Tumors arising from impacted wisdom teeth are rarer still, but they do occur. The longer an impacted tooth stays in the jaw, the more time these slow-developing pathologies have to form.

Why Waiting Makes Surgery Harder

One of the strongest arguments for dealing with wisdom teeth sooner rather than later is that extraction becomes more difficult with age. The roots continue to grow and harden, the surrounding bone becomes denser, and the roots may grow closer to the nerve that runs through the lower jaw. Research shows that patients 21 and older recover more slowly from wisdom tooth surgery compared to younger adults and teens.

The American Association of Oral and Maxillofacial Surgeons recommends making a definitive decision, either extraction or a commitment to active monitoring, before the middle of your third decade (roughly age 25). That doesn’t mean extraction is always the answer. It means the window for lower-risk surgery narrows, so putting off the decision itself carries a cost.

When Keeping Them Is Reasonable

Not every wisdom tooth needs to come out.
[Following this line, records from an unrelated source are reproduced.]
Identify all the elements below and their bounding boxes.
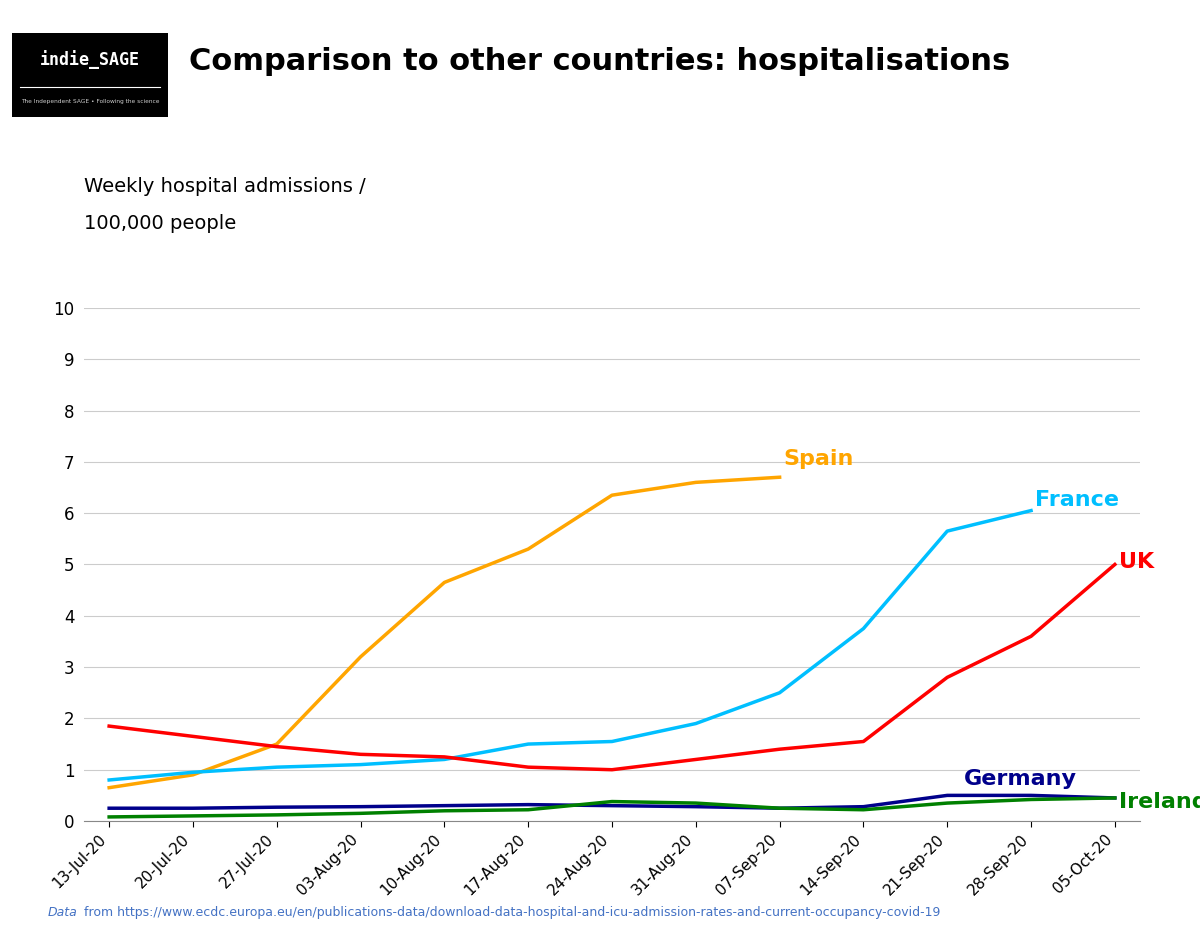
Text: Spain: Spain: [784, 450, 854, 469]
Text: from https://www.ecdc.europa.eu/en/publications-data/download-data-hospital-and-: from https://www.ecdc.europa.eu/en/publi…: [84, 906, 941, 919]
Text: 100,000 people: 100,000 people: [84, 215, 236, 233]
Text: France: France: [1036, 491, 1120, 510]
Text: indie_SAGE: indie_SAGE: [40, 50, 140, 69]
Text: Comparison to other countries: hospitalisations: Comparison to other countries: hospitali…: [190, 47, 1010, 76]
Text: Ireland: Ireland: [1120, 791, 1200, 812]
Text: Data: Data: [48, 906, 78, 919]
Text: Germany: Germany: [964, 769, 1078, 789]
Text: Weekly hospital admissions /: Weekly hospital admissions /: [84, 177, 366, 196]
Text: UK: UK: [1120, 552, 1154, 572]
Text: The Independent SAGE • Following the science: The Independent SAGE • Following the sci…: [20, 99, 160, 104]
Fully erupted wisdom teeth that are functional, properly aligned, cavity-free, and easy to keep clean can stay. The AAOMS position is clear: teeth associated with disease or at high risk of developing disease should be removed, but in the absence of disease or significant risk, active surveillance is the appropriate path. Some people keep their wisdom teeth for life without any problems at all.

Active surveillance means regular dental exams and periodic X-rays to check for changes you can’t see or feel, like early cyst formation, bone loss on the back of the second molar, or cavities forming between the teeth. If you choose to keep your wisdom teeth, you’re committing to that monitoring schedule indefinitely. Skipping follow-up is where the real risk lives, because the most damaging complications (root resorption, deep cysts, advancing bone loss) are often painless until they’ve caused significant damage.

The practical takeaway: keeping your wisdom teeth is a viable choice, but it’s an active one. It requires consistent dental visits, excellent hygiene in hard-to-reach areas, and a willingness to act quickly if problems develop. Ignoring them entirely is where most of the complications come from.